Par ailleurs, la forte augmentation des dépenses budgétaires a été d’abord absorbée par une légère augmentation de la dette tout en ponctionnant les fonds souverains. Mais la poursuite de l’effort de guerre semble devoir passer par une augmentation de la pression fiscale. Une taxe sur les profits exceptionnels des grandes entreprises a été prélevée en 2023 tandis que le Parlement russe a voté en juillet 2024 la mise en place de la progressivité de l’impôt sur le revenu qui revient à augmenter la taxation des revenus des plus riches. Si ces mesures avaient été partiellement initiées avant le conflit, et si elles renvoient par ailleurs à un désir largement partagé au sein de la population russe d’une plus grande justice sociale, elles accroissent également les prélèvements obligatoires au risque de peser à terme sur l’économie.
Enfin, l’accroissement du poids du CMI, dont l’hypertrophie a été perçue comme une des causes de l’effondrement de l’URSS, pose la question de la durabilité du modèle actuel et des distorsions qu’il implique pour l’économie et la société.

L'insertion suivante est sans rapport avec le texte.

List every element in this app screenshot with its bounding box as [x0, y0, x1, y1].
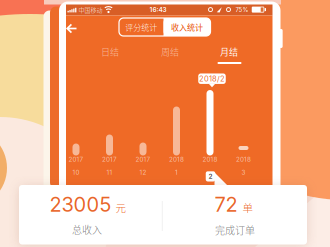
- staticText: 完成订单: [215, 223, 255, 237]
- staticText: 收入统计: [171, 21, 203, 33]
- staticText: 75%: [236, 6, 248, 13]
- staticText: 12: [140, 169, 146, 176]
- button[interactable]: 收入统计: [164, 18, 210, 36]
- staticText: 月结: [220, 45, 238, 58]
- staticText: 2018: [169, 156, 184, 163]
- button[interactable]: 评分统计: [119, 18, 164, 36]
- staticText: 评分统计: [125, 21, 157, 33]
- staticText: 2017: [136, 156, 150, 163]
- button[interactable]: 月结: [207, 44, 251, 60]
- staticText: 2018/2: [199, 74, 225, 83]
- staticText: 2018: [236, 156, 251, 163]
- staticText: 1: [175, 169, 178, 176]
- staticText: 单: [242, 200, 254, 215]
- staticText: 日结: [101, 45, 119, 58]
- button[interactable]: Back: [66, 24, 77, 34]
- staticText: 2017: [68, 156, 84, 163]
- staticText: 2018: [202, 156, 218, 163]
- staticText: 总收入: [72, 222, 102, 237]
- staticText: 72: [214, 192, 238, 217]
- staticText: 10: [72, 169, 80, 176]
- staticText: 中国移动: [78, 5, 102, 14]
- staticText: 元: [116, 200, 126, 215]
- staticText: 16:43: [150, 6, 166, 14]
- button[interactable]: 2018/2: [206, 171, 215, 182]
- staticText: 11: [106, 169, 112, 176]
- button[interactable]: 日结: [88, 44, 132, 60]
- staticText: 2: [208, 172, 212, 180]
- button[interactable]: 周结: [148, 44, 192, 60]
- staticText: 周结: [161, 45, 179, 58]
- staticText: 3: [242, 169, 246, 176]
- staticText: 23005: [50, 192, 112, 217]
- staticText: 2017: [102, 156, 117, 163]
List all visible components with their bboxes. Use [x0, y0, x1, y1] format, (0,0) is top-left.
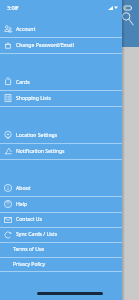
button[interactable]: Help — [0, 196, 122, 212]
button[interactable]: Notification Settings — [0, 143, 122, 159]
button[interactable]: Search — [117, 9, 137, 29]
staticText: Cards — [16, 79, 30, 86]
button[interactable]: Sync Cards / Lists — [0, 227, 122, 242]
button[interactable]: Location Settings — [0, 127, 122, 143]
button[interactable]: Terms of Use — [0, 242, 122, 257]
staticText: About — [16, 185, 31, 192]
button[interactable]: Contact Us — [0, 212, 122, 227]
staticText: Location Settings — [16, 132, 58, 139]
staticText: Change Password/Email — [16, 42, 74, 49]
staticText: Shopping Lists — [16, 95, 51, 102]
button[interactable]: Privacy Policy — [0, 257, 122, 271]
staticText: Sync Cards / Lists — [16, 231, 58, 238]
staticText: Notification Settings — [16, 148, 65, 155]
staticText: Help — [16, 201, 28, 208]
button[interactable]: Cards — [0, 74, 122, 90]
staticText: Contact Us — [16, 216, 42, 223]
staticText: 3:08 — [7, 4, 18, 11]
staticText: Account — [16, 26, 36, 33]
button[interactable]: Account — [0, 21, 122, 37]
staticText: Privacy Policy — [13, 261, 46, 268]
button[interactable]: Change Password/Email — [0, 37, 122, 53]
staticText: Terms of Use — [13, 246, 45, 253]
button[interactable]: About — [0, 180, 122, 196]
button[interactable]: Shopping Lists — [0, 90, 122, 106]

En cas de poursuite du conflit dans la durée, le risque d’une véritable militarisation de l’économie est réel tandis que la fin des hostilités posera la question de la transition vers un nouveau modèle de croissance.
Conclusion
Au premier semestre 2024, l’économie russe poursuit sur sa lancée avec une croissance de près de 5 % en rythme annuel, et ceci malgré le durcissement des sanctions financières occidentales qui ont perturbé le commerce extérieur avec les principaux partenaires commerciaux du pays, y compris la Chine. Les points forts restent les mêmes : forte croissance de l’industrie manufacturière à plus de 8 %, mais aussi des nouvelles technologies de l’information, du secteur financier et du commerce, ce qui renvoie à une consommation des ménages dynamique sur fond de hausse des salaires réels. De plus, si le déficit budgétaire avait avoisiné les 2 % du PIB en 2023, il a été ramené à 0,5 % au premier semestre 2024, ce qui renvoie à une croissance plus forte que prévu des rentrées fiscales et permet à l’État de conserver un faible endettement malgré l’effort de guerre.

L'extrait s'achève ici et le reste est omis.